The Bond No. 9 Union Square is also very floral and sweet, similar to High Line in that it reminded me of dousing my skin with Sheer Freesia Bath and Body Works Fragrance Mist back when I thought heavy white eyeliner was a good idea on me. Plus, my favorite version of Union Square is when it’s home to the Christmas markets and smells like waffles, cinnamon, and apple cider. On a spring Greenmarket day when the overpriced petunias are for sale, it is a lovely floral scent, but in my opinion, the lavender from the dried lavender hawkers is much more present than other flowers. Breathe in deeply, though, and you can smell the free-range lamb.

Park Avenue South

Bond No. 9’s newest scent is probably one my favorites (I’m also fond of Shelter Island, which is beachy, light, and reminds me of babysitting there back in the day). Park Avenue South is very clean, apple-forward, and feminine without being a bouquet of desperation. The neighborhood is no destination on my map, though, unless I need to stop into Sephora for blotting papers or for a beer at Old Town Bar (seek it). It’s a nice, wide wannabe-Parisian boulevard, but it’s got nothing on Brooklyn's Eastern Parkway.

Central Park West

I thought De Blasio’s campaign was built around getting rid of those cornball horse-drawn-carriages, but what do you know, at least 10 trotted by me one afternoon. I'll let you imagine the smell. The Bond perfume smells more like you would imagine the people live in those buildings with a view of the park smell: rich—but in an old money kind of way. I imagine Chanel-wearing old ladies who have no idea that the Subway doesn’t take tokens anymore, who plan on leaving at least thirty percent of their estate to their dogs, and have EZ-passes to the Metropolitan Opera (ideally me in 50 years). It's aspirational in that way. I think this is also where my dentist’s office is, but I haven’t been in a few years, so I can’t be certain.

Queens

And now for a trip on the 7 train! Another un-gendered scent (“male and female, king and queen, flamboyant and restrained”), I found Bond No. 9’s Queens perfectly suited for those more mysterious times in your life when you cover lamps with scarves because you'd like your interior decoration to invoke ideas of an opium den—it’s got a lot of amber, sandalwood, and tuberose.

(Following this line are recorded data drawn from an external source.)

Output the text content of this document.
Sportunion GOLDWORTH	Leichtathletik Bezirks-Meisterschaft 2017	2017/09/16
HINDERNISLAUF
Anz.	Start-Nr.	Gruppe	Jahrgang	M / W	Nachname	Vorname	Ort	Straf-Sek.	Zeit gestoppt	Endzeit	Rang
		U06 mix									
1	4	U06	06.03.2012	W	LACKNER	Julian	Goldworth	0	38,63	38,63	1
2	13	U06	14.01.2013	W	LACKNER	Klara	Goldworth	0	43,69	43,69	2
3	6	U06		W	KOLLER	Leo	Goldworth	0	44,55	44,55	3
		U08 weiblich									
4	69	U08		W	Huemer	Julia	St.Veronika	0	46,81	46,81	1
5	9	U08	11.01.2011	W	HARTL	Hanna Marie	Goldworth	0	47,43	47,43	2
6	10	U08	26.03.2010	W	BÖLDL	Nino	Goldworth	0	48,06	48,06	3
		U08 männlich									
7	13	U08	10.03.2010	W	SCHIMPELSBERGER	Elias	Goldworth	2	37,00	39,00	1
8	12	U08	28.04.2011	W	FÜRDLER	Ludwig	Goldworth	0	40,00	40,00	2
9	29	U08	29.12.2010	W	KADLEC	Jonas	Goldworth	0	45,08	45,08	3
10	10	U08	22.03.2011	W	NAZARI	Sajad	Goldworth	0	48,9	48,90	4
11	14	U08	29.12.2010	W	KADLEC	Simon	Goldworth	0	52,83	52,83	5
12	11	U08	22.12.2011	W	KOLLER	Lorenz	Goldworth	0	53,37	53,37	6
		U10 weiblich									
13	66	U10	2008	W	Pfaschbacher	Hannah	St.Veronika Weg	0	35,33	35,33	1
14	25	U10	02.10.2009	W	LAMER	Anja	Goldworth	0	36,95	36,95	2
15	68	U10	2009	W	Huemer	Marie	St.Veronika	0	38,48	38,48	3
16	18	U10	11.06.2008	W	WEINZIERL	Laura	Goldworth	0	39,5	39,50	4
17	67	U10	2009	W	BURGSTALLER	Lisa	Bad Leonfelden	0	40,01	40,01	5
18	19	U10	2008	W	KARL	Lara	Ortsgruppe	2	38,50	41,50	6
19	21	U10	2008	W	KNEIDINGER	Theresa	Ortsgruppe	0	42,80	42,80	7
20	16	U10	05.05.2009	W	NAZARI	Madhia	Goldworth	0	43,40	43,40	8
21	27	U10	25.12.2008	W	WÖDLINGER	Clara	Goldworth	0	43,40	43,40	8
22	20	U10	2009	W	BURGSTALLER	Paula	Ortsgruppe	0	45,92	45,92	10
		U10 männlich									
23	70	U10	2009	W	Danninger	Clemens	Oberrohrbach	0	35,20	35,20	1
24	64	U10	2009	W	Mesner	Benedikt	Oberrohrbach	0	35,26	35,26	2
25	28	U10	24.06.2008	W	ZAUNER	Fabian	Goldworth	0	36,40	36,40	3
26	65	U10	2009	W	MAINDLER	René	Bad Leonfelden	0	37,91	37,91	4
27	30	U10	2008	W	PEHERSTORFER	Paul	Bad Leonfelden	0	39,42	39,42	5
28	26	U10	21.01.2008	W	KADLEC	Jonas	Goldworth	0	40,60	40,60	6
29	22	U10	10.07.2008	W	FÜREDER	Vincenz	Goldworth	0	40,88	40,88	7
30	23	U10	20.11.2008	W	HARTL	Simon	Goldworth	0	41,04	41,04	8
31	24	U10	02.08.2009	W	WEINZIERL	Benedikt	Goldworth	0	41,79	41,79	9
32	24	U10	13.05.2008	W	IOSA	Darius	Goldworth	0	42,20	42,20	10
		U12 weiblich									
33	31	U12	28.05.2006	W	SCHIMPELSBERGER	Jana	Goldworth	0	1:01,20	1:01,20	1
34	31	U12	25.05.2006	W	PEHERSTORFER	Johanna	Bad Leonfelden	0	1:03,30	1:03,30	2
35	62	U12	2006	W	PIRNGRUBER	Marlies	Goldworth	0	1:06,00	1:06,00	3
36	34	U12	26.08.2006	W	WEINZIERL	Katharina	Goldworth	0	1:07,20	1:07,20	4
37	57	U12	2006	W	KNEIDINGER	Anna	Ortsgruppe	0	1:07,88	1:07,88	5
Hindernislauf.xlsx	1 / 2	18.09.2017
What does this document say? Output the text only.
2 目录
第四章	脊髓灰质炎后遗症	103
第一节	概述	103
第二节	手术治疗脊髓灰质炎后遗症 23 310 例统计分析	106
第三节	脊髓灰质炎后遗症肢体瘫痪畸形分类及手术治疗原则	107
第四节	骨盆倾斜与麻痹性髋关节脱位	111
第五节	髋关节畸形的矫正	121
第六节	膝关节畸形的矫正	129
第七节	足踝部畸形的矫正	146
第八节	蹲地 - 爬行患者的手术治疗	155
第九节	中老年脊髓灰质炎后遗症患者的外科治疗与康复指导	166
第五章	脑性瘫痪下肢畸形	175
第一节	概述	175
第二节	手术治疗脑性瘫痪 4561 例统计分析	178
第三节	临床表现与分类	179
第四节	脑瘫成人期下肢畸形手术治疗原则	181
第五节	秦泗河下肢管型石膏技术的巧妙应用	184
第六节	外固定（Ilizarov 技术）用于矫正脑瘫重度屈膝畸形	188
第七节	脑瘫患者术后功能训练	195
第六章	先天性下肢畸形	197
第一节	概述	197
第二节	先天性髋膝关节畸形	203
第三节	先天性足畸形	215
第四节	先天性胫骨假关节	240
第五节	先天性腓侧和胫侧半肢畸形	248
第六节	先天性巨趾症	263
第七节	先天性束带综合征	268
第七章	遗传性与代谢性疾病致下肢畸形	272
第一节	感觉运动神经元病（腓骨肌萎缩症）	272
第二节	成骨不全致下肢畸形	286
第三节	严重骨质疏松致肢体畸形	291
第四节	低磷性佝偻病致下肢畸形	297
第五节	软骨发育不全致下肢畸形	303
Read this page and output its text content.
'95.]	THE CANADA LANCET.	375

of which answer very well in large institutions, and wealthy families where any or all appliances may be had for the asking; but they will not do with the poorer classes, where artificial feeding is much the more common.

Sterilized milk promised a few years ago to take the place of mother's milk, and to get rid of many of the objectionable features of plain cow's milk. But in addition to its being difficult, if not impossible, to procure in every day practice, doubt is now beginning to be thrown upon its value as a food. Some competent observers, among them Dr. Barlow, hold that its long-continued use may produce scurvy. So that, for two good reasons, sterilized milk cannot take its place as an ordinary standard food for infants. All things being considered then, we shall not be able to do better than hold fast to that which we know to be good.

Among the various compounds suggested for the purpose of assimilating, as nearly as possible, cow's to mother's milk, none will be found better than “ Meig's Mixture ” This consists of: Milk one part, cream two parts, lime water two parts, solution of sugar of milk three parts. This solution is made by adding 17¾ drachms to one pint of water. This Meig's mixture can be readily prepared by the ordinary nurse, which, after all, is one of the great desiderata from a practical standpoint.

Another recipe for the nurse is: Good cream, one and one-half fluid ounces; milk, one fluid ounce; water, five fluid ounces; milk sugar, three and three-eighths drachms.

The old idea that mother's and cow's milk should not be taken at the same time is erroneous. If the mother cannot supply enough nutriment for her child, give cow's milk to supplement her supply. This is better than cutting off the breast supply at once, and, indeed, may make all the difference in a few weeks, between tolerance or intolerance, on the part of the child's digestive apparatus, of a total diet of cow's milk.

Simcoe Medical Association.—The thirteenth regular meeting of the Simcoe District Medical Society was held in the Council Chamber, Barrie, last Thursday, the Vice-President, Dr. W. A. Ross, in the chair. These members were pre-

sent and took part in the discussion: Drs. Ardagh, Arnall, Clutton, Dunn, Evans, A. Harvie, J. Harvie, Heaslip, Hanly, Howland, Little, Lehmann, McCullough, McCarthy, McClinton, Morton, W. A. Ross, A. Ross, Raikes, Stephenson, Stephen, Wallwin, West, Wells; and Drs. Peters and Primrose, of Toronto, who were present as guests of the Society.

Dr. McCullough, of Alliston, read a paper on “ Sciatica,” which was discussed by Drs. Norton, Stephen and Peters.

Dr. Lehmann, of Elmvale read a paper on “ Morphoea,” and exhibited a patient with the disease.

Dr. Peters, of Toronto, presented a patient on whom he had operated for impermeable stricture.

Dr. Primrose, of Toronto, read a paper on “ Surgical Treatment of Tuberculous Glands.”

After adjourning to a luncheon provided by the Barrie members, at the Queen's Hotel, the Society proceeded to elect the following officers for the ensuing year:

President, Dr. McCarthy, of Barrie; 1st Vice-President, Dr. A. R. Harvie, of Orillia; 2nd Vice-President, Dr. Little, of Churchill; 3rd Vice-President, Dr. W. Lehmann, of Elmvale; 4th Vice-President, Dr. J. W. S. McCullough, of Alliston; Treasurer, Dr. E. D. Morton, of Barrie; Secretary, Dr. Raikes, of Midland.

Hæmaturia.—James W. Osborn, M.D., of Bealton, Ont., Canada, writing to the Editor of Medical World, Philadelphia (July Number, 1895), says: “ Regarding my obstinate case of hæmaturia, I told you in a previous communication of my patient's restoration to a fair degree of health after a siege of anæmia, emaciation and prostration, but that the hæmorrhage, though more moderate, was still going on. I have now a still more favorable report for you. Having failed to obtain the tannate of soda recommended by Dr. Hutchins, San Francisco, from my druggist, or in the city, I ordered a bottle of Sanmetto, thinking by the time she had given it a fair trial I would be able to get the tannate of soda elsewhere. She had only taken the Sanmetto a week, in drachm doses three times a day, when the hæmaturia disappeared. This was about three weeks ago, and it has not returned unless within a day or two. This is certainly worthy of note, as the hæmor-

Now I’m going to tell you what I ate in Flushing on this reporting trip just because: cucumber salad with Szechuan pepper oil, spicy and tingly hand-pulled beef noodles (I KNOW), cold noodles with chili oil, lamb dumplings in a sweet-and-sour broth, some sort of tofu, plus a red-bean bun for the train ride home. Then I “burned it off” by walking through a scenic Home Depot parking lot to see the Unisphere in Flushing Meadows-Corona Park, which smelled intensely of lighter fluid in the wind with base notes of fresh cut grass. Pleasant!